Hoewel geen sprake was van een onderzoek naar de bejegening van de melder heeft het Huis wel aanleiding gezien om in het belang van een goede uitvoering van de interne procedure bij Defensie, een aantal punten over die procedure mee te nemen in zijn onderzoek. Het Huis is van oordeel dat die procedure wel uitging van de juiste regelgeving, maar dat die in onderhavig geval in het interne onderzoek dat in 2016 plaatsvond niet altijd juist is toegepast. Meer concreet ging het hier over het feit dat persoonlijke informatie over de melder in het onderzoeksrapport was opgenomen, de wijze waarop melder was geïnformeerd over de uitkomsten en opvolging van het onderzoek en het niet geven van inzage in de concept rapportage. Ten aanzien van het eerste punt concludeert het Huis dat Defensie niet zorgvuldig is omgegaan met de identiteit van melder en daarmee een onnodige inbreuk op de privacy van melder heeft gemaakt. Met betrekking tot de andere twee punten oordeelt het huis eveneens dat Defensie in dit geval niet juist heeft gehandeld. Mede naar aanleiding van de commissie Giebels is de interne richtlijn voor het doen van onderzoek met betrekking tot de positie van de melder, het informeren van de melder over uitkomsten en opvolging van het onderzoek en de omgang met (persoonlijke) informatie reeds aangepast. Ik zal bezien of het beleid en de toepassing daarvan in de praktijk naar aanleiding van de bevindingen van het Huis nog verdere aanscherping behoeven.
Tot slot
Het onderzoek door het Huis nam in juli 2017 een aanvang. Het is goed dat er met publicatie van het rapport vandaag duidelijkheid is gekomen over het onderzoek van het Huis en dat daarmee, in het bijzonder door de vliegbasis Eindhoven, de blik vooruit kan worden gericht.

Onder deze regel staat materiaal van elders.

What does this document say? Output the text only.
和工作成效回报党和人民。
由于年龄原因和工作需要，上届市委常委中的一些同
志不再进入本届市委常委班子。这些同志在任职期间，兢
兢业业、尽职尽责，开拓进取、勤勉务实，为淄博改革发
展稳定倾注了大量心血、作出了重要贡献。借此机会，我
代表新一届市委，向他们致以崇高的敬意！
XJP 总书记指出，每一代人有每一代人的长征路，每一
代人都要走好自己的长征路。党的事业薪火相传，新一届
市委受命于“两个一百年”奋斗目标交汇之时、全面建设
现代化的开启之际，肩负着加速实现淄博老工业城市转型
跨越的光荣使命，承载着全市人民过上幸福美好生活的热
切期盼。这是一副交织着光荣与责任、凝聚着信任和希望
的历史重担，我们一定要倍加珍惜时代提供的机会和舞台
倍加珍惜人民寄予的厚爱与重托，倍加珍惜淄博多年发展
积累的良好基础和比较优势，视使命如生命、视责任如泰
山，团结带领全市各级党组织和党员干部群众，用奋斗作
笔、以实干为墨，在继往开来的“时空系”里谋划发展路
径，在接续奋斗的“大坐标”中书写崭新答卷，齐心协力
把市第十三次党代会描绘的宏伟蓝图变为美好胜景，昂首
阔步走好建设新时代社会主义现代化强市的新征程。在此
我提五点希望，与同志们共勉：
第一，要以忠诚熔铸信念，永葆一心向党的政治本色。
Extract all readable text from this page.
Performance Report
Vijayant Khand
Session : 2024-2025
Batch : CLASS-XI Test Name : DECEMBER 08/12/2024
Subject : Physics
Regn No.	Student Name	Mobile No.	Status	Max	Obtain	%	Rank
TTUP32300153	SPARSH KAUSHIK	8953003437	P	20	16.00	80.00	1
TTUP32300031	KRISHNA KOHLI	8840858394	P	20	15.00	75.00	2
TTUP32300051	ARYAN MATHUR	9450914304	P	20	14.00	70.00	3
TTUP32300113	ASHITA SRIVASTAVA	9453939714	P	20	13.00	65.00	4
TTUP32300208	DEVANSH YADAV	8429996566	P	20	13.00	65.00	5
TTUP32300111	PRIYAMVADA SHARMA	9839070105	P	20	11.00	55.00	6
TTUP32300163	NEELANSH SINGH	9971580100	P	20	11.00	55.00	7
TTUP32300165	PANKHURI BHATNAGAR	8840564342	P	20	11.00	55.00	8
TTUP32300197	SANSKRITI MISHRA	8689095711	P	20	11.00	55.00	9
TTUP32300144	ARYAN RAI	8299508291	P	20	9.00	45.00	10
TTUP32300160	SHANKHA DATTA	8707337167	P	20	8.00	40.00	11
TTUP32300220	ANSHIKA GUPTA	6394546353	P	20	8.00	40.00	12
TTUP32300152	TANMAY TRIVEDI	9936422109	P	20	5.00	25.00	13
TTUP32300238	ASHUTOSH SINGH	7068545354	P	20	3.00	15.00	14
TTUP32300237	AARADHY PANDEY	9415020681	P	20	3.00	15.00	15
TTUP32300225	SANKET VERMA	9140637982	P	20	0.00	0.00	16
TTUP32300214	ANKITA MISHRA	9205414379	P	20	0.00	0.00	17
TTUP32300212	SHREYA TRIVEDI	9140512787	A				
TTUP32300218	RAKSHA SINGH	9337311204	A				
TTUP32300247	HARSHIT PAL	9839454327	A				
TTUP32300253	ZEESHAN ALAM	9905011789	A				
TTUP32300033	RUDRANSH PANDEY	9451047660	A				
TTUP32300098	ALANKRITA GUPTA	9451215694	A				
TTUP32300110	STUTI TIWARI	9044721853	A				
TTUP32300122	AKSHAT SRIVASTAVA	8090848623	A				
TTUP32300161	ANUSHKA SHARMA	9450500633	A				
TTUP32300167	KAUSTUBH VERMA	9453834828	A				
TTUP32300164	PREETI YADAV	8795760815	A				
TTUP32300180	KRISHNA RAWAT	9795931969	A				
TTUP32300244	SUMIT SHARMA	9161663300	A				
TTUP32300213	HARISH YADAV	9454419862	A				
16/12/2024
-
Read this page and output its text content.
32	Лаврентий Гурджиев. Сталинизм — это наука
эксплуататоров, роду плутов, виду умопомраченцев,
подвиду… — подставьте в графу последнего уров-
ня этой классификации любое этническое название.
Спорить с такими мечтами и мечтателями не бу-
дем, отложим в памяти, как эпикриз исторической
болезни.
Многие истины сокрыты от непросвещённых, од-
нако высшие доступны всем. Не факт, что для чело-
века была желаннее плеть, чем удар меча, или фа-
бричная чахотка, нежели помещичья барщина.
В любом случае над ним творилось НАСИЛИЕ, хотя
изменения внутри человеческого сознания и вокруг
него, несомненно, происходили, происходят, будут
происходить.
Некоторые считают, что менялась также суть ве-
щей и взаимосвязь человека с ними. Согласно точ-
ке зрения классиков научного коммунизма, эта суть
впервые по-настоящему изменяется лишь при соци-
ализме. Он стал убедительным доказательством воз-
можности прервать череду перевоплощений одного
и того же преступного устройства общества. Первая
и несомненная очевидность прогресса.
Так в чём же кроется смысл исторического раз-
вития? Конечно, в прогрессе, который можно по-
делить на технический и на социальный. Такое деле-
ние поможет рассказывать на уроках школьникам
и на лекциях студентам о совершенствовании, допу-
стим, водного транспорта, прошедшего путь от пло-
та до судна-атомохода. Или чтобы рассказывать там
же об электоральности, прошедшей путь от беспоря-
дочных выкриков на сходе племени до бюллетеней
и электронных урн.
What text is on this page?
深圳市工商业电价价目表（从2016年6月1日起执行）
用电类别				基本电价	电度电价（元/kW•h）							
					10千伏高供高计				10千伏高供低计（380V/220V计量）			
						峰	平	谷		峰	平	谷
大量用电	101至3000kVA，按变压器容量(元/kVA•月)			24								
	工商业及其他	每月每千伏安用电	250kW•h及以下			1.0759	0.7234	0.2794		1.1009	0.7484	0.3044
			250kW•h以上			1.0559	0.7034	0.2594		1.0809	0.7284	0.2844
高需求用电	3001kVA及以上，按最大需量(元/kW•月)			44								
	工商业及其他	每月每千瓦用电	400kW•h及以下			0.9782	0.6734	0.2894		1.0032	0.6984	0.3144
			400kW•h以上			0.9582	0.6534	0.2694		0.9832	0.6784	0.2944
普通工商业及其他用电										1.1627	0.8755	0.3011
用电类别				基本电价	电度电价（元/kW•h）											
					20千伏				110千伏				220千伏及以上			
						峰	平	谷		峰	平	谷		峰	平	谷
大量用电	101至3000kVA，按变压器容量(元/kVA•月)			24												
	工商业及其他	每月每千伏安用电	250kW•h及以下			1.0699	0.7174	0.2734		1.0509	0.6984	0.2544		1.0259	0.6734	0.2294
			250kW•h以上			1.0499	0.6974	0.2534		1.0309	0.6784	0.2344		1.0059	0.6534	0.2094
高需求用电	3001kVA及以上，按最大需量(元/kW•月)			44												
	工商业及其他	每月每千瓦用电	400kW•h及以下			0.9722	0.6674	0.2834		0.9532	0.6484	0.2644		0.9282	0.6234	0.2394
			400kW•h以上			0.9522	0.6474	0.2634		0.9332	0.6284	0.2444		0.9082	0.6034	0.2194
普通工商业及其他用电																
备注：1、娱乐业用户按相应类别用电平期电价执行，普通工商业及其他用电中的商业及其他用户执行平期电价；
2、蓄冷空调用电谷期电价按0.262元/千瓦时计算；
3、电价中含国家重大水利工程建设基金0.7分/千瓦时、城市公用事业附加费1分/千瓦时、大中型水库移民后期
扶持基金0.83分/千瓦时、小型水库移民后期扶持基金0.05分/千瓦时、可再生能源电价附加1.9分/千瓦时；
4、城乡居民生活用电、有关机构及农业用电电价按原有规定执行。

Naar aanleiding van het interne onderzoek in 2016 zijn door de toenmalig commandant van de vliegbasis Eindhoven verschillende trajecten in gang gezet gericht op cultuurverandering, leiderschap op alle niveaus van de vliegbasis en integriteit. Het cultuurprogramma «Eindhoven in beweging» is op dit moment nog steeds actief. Ik constateer dat het Huis zich daarover positief toont en dat het Huis concludeert dat Defensie voldoende maatregelen heeft getroffen om te voorkomen dat de situaties, ten aanzien waarvan het Huis vaststelt dat interne regelgeving is overtreden, zich zullen herhalen. In het rapport zie ik een bevestiging dat Defensie moet voortgaan op de ingeslagen weg.